31Si les droits de l’enfant paraissent donc, pour les villageois, une bonne chose sur le plan moral, les risques qu’ils préviennent ne semblent pas vraiment concerner la vie quotidienne. Ce qui les interpelle plus directement, en revanche, c’est l’interdiction récente d’employer la badine évoquée plus haut, au motif qu’elle porte atteinte à l’épanouissement de l’enfant et incite de nombreux enfants à délaisser l’école. Pourtant, selon les parents et les professeurs, l’usage de la badine est d’ordre strictement éducatif et leurs coups restent mesurés ; ils estiment toujours y avoir recours dans l’intérêt de l’enfant. On peut comprendre que, dans ce contexte, renoncer à cette punition qui rappelle l’enfant à une certaine verticalité et qui prévient les risques du vagabondage est difficile à accepter de la part des adultes. « [Les employés des organisations] disent qu’on utilise de la violence domestique à l’attention des enfants », explique une mère de famille à propos de l’usage de la badine. « Ils [en] font la promotion, mais ils ne sont jamais venus au village, la police n’est pas encore entrée » explique un père de famille. « Ils ne nous laissent pas frapper, s’ils nous voient frapper, ils nous font payer une amende » dit une autre personne. « Ils inculpent les parents », ajoute un autre. On observe que du point de vue des habitants, le gouvernement s’immisce dans les pratiques éducatives parentales : il peut sanctionner juridiquement les parents pour avoir sanctionné physiquement leur enfant. Ils se trouveraient pris dans le paradoxe diachronique d’être punis pour avoir puni. Pourtant, disent-ils encore, « ceux qui veulent que leur enfant soit bon, ils le menacent […], si l’enfant n’est pas d’accord, il faut le frapper. » Les droits de l’enfant, « ça ne permet pas de guider les enfants » ; « si on ne le frappe pas, il n’a pas peur, il ne nous écoute pas ». « Depuis qu’ils ont voté les droits de l’enfant, que les enfants ont des droits comme ça, eh bien, c’est difficile ; les enfants ont arrêté de nous écouter. »

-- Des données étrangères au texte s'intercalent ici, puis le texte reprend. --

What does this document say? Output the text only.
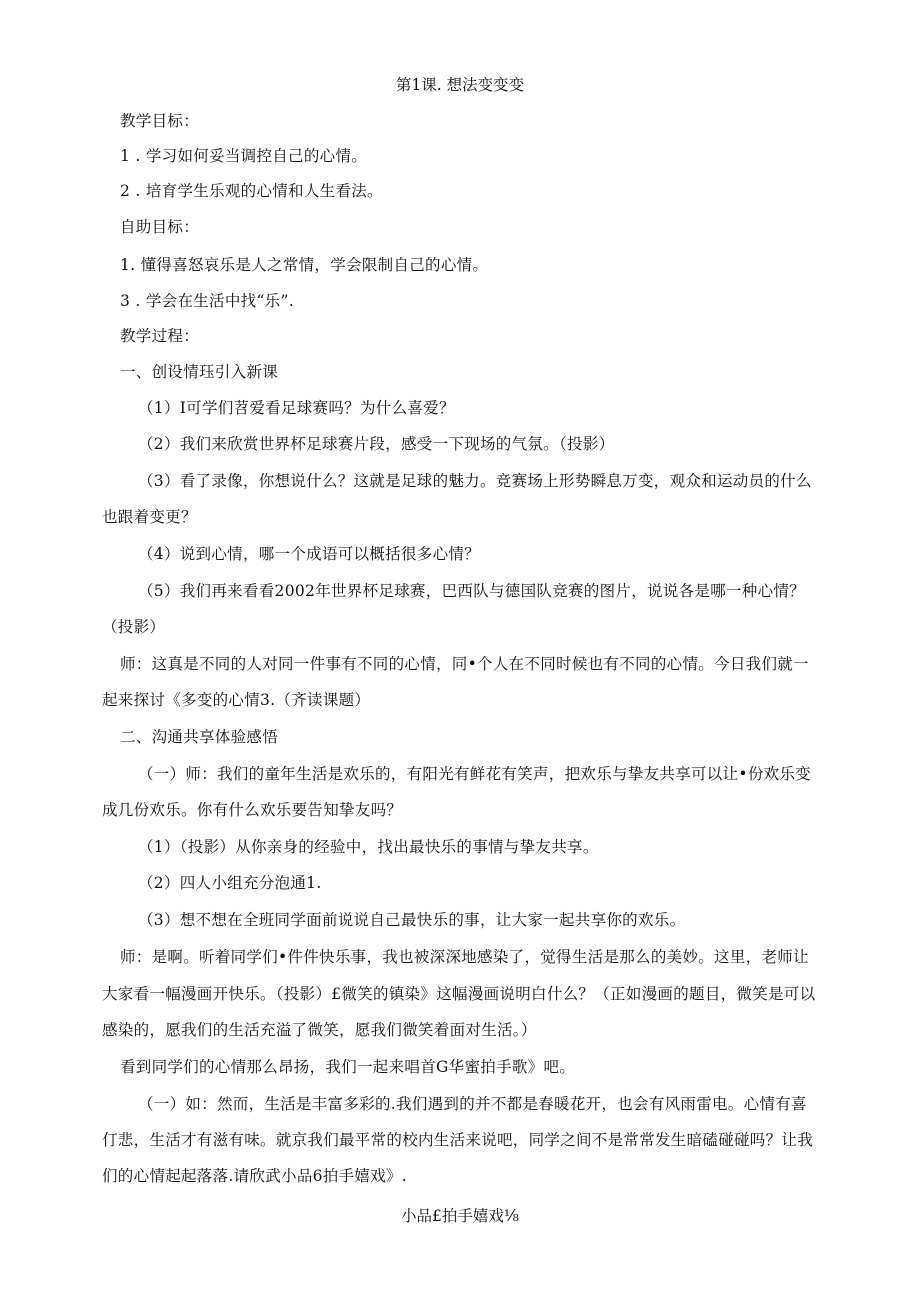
第1课. 想法变变变
教学目标：
1 . 学习如何妥当调控自己的心情。
2 . 培育学生乐观的心情和人生看法。
自助目标：
1. 懂得喜怒哀乐是人之常情，学会限制自己的心情。
3 . 学会在生活中找“乐”.
教学过程：
一、创设情珏引入新课
（1）I可学们苕爱看足球赛吗？为什么喜爱？
（2）我们来欣赏世界杯足球赛片段，感受一下现场的气氛。（投影）
（3）看了录像，你想说什么？这就是足球的魅力。竞赛场上形势瞬息万变，观众和运动员的什么
也跟着变更？
（4）说到心情，哪一个成语可以概括很多心情？
（5）我们再来看看2002年世界杯足球赛，巴西队与德国队竞赛的图片，说说各是哪一种心情？
（投影）
师：这真是不同的人对同一件事有不同的心情，同•个人在不同时候也有不同的心情。今日我们就一
起来探讨《多变的心情3.（齐读课题）
二、沟通共享体验感悟
（一）师：我们的童年生活是欢乐的，有阳光有鲜花有笑声，把欢乐与挚友共享可以让•份欢乐变
成几份欢乐。你有什么欢乐要告知挚友吗？
（1）（投影）从你亲身的经验中，找出最快乐的事情与挚友共享。
（2）四人小组充分泡通1.
（3）想不想在全班同学面前说说自己最快乐的事，让大家一起共享你的欢乐。
师：是啊。听着同学们•件件快乐事，我也被深深地感染了，觉得生活是那么的美妙。这里，老师让
大家看一幅漫画开快乐。（投影）£微笑的镇染》这幅漫画说明白什么？（正如漫画的题目，微笑是可以
感染的，愿我们的生活充溢了微笑，愿我们微笑着面对生活。）
看到同学们的心情那么昂扬，我们一起来唱首G华蜜拍手歌》吧。
（一）如：然而，生活是丰富多彩的.我们遇到的并不都是春暖花开，也会有风雨雷电。心情有喜
仃悲，生活才有滋有味。就京我们最平常的校内生活来说吧，同学之间不是常常发生暗磕碰碰吗？让我
们的心情起起落落.请欣武小品6拍手嬉戏》.
小品£拍手嬉戏⅛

32L’opinion exprimée à l’école est la même :

33

« La badine porte atteinte aux droits de l’enfant, mais c’est difficile à éviter ; parfois, certains enfants, on leur parle gentiment, et ils ne nous écoutent pas, mais si on utilise la badine, si on les menace, ils se calment » explique une institutrice.
« [Avant,] si l’élève ne savait pas ou se trompait, le maître le frappait ; et s’il fuyait l’école, la mère le frappait […] ; ainsi il était obligé de venir, et il était obligé de savoir. [Mais aujourd’hui], on n’a pas le droit de les gronder, de les menacer, de les frapper […]. Avant, les parents s’en remettaient au maître […]. [Mais] avec les droits de l’enfant, on le frappe, on a une histoire, on hausse le ton, on a une histoire » argumente le sous-directeur de l’école primaire.

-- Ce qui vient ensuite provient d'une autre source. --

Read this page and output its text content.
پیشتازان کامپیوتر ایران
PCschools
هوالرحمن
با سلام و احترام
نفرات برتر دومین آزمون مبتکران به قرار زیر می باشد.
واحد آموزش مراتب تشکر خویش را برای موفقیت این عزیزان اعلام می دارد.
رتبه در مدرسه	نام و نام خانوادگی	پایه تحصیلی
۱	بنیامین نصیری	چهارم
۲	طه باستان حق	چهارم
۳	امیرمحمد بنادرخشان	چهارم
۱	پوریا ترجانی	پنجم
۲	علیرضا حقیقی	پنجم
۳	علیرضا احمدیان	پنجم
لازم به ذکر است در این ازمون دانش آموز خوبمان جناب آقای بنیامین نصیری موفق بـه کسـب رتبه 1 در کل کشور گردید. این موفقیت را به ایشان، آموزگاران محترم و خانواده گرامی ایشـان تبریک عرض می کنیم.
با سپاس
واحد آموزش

34Le sous-directeur parle ici de la nouvelle loi qui autorise les parents à porter plainte contre le professeur lorsque celui-ci a frappé leur enfant ou simplement haussé le ton. La loi semble être entrée en vigueur, puisqu’il affirme que des parents sont déjà venus se plaindre de l’un des instituteurs, qui avait frappé leur enfant. Ce changement juridique, qui vise à pacifier la relation physique entre le maître et l’élève, semble créer des tensions entre les maîtres et les parents d’élèves. Si les parents d’élèves se plaçaient auparavant du côté de l’instituteur contre leur enfant, ils se situeraient aujourd’hui du côté de leur enfant contre l’instituteur.

35

– Lorsqu’un élève quittait l’école, le professeur allait jusqu’à sa maison pour le frapper (expression métaphorique traduisant un partenariat éducatif entre les parents et les professeurs, selon lui aujourd’hui révolu). […] Et aujourd’hui, quand un enfant quitte l’école, on va voir ses parents, qui nous répondent qu’ils ne savent pas quoi faire, et le professeur n’a plus le droit de frapper ; c’est contre la loi, à cause des droits de l’enfant […]. Mais si on ne le frappe pas, [l’enfant] gagne en indifférence (vā pān cit).
– Mais alors, dis-je, comment voulez-vous faire pour qu’ils arrêtent de quitter l’école ?
– J’y pense tous les jours, mais je ne sais pas encore. Il faudrait trouver une façon de bien les « manipuler ». Par exemple, si on avait plus de moyens, on promettrait aux bons élèves des récompenses, ça les inciterait à étudier […]. Moi je veux bien que l’on arrête de les frapper [avec la badine], mais à condition que l’on nous propose une autre méthode.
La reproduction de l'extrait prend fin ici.